卒業後もそれまで通り二胡の個人レッスンを継続し、冠婚葬祭時に依頼されれば演奏に行く仕事も新たに始めていた。彼女自身はプロテスタント系の信者だったが、その種の仕事の多くはキリスト教と無関係だった。
また、二胡仲間と楽団を組んだり、「ストリート・ミュージシャン」にも興味があり、街頭で二胡を弾く醍醐味も私に語った。台湾ではストリート・ミュージシャンとしてのお墨付きをもらえるコンテストだか検定試験があるようで、それも受験したいと言った。意欲ある若き二胡奏者である。
ところで、二胡は他の楽器同様、女性でも男性でも弾ける。ただ、バイオリンのように子供用ミニサイズというのがなく、そのため「3歳から二胡を始めました」とかいうピアノなどのような天才奏者はいない。せいぜい小学校中学年くらいからしか弾けない楽器である。
通っていた音楽教室と自宅が目と鼻の先ということもあり、蔡老師は来宅レッスンを引き受けてくれたのでこの件は無事落着した。
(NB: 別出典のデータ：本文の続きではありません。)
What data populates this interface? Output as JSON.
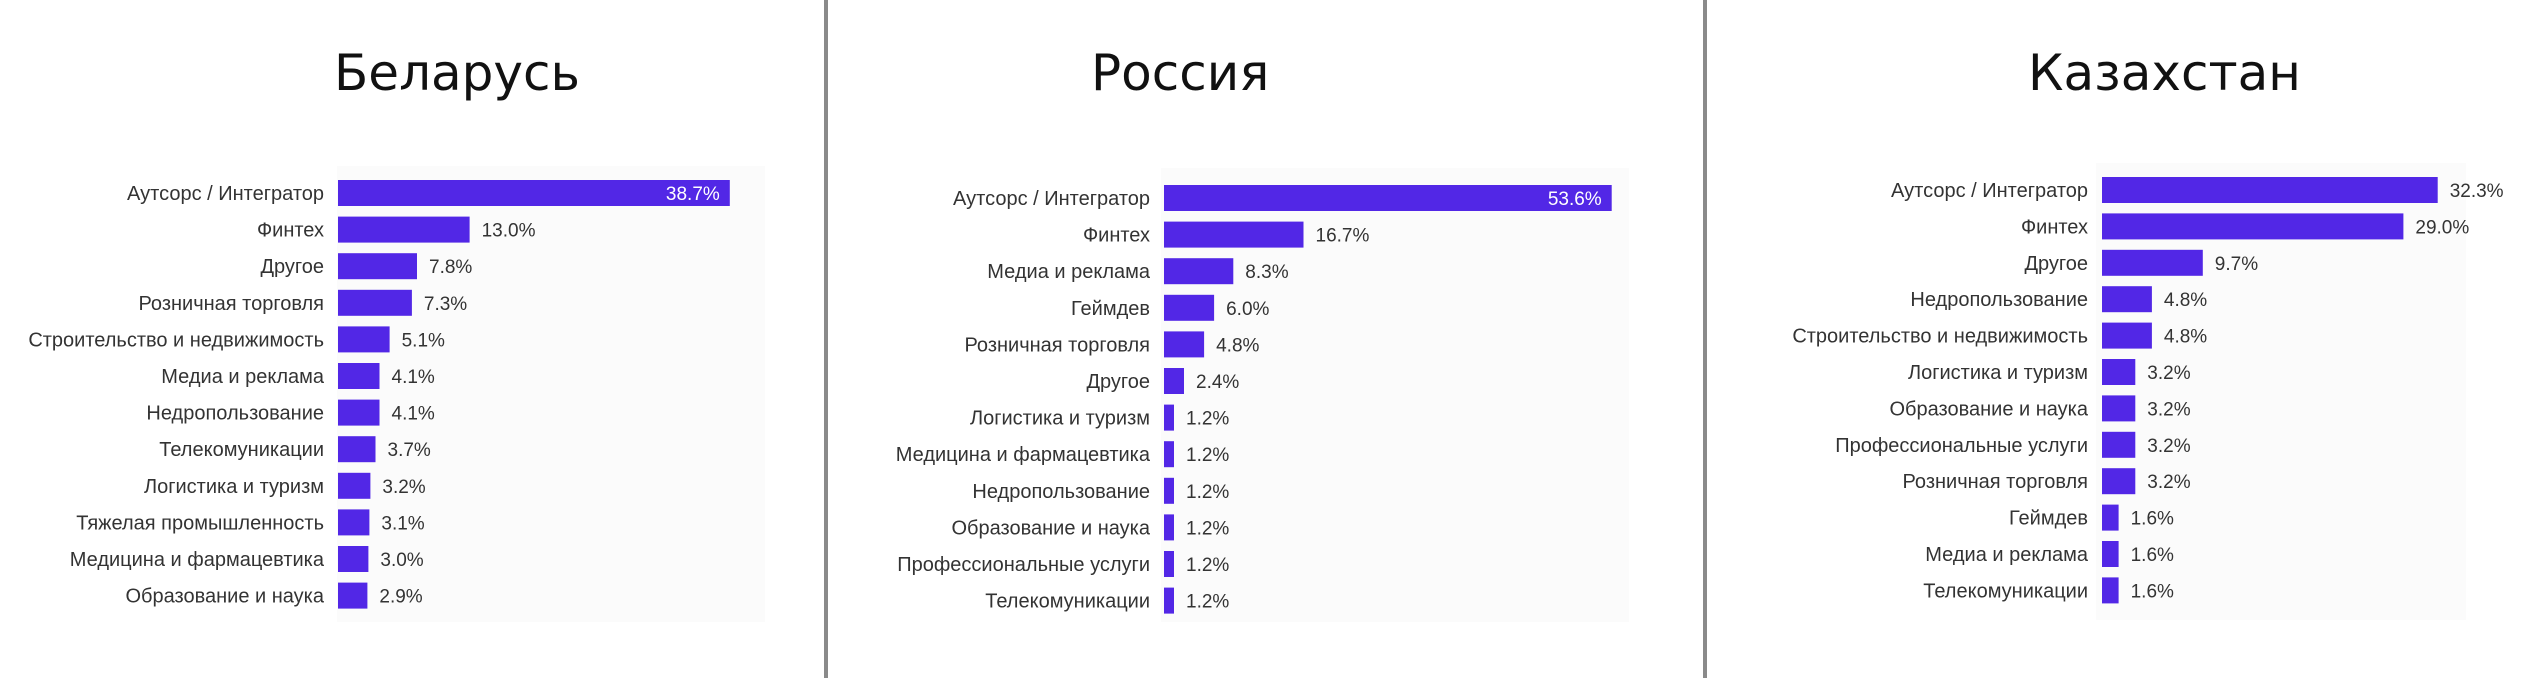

それから、この頃から私はまもなく満3歳を迎えるランのための託児所探しに奔走するようになる。台湾では日本で言う保育園や幼稚園にあたる施設を「託児所」と称することが多く、日本とは形態が異なる。日本で3歳と言うと、ほとんどの乳幼児は保育園か幼稚園に入る年齢だし、幼い年子の娘たちをひとり世話するのに限界を感じることも多々あったのがその理由だった。